Documentation AI Assistant
Every page in this documentation has an Ask AI button. Clicking it opens an AI assistant that is specifically trained on SensAI's own documentation.
How It Works
This assistant uses the same RAG pipeline described above. When SensAI is deployed, the documentation is automatically indexed — all pages are processed into chunks, embedded, and stored in a vector database. When you ask the assistant a question, it retrieves the most relevant documentation passages and uses them to answer. The assistant only draws from what is actually written in the docs, so its answers are grounded and verifiable rather than speculative.
Automatic Updates
Because the indexing happens at deploy time, the documentation assistant always reflects the current state of the docs. When a page is updated or a new feature is documented, the next deployment re-indexes everything automatically.
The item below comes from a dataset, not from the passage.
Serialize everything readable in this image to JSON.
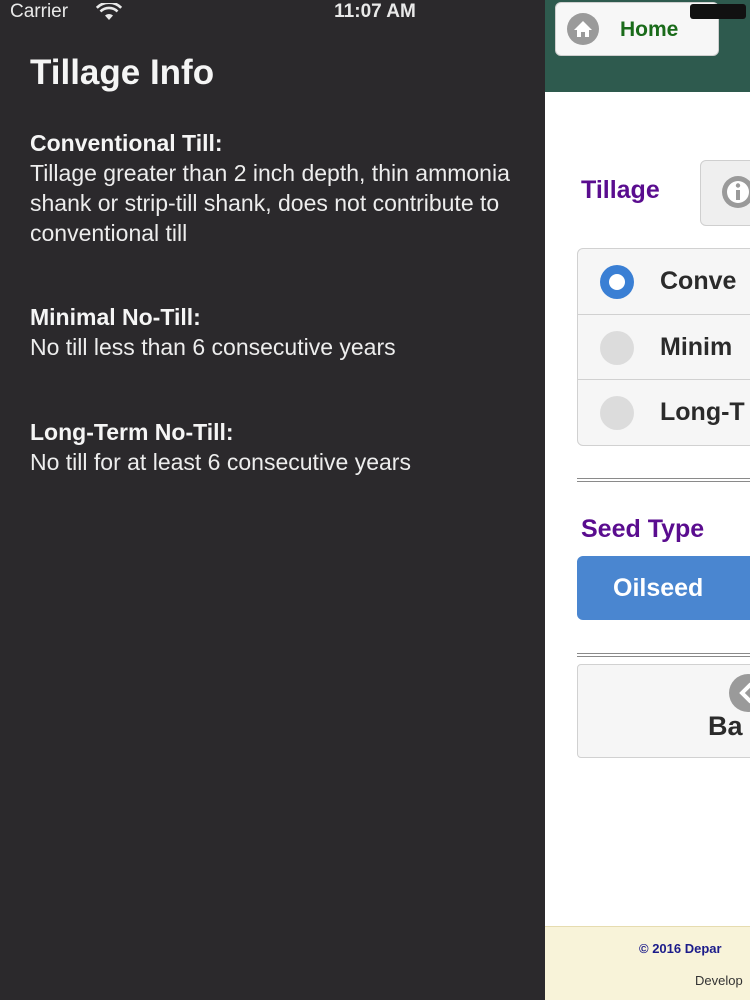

You do not need to manually refresh or rebuild the assistant — it stays in sync with the documentation without any extra steps.
Security and Authentication
SensAI uses session-based authentication. When you sign in, a secure session is created and stored in your browser. Every request you make to the backend is validated against your session before anything is processed.
Session-Based Authentication
When you sign in, SensAI creates a secure, time-limited session tied to your account. This session token is sent automatically with every request you make — you never need to handle it manually. The backend validates the session on every call before processing anything, ensuring that only authenticated users can access the AI, their chat history, or their Knowledge Bases. Sessions expire after a period of inactivity, and you will be prompted to sign in again to continue.
Data Privacy
- Your data is private — Knowledge Bases, chat history, and settings are associated with your account only. No other user can access them.
- No cross-user sharing — There is no shared memory or state between users. Each account is fully isolated.
- Sessions expire — If you are inactive for an extended period, your session will expire and you will need to sign in again.
You do not need to manage API keys or any credentials beyond your SensAI account login.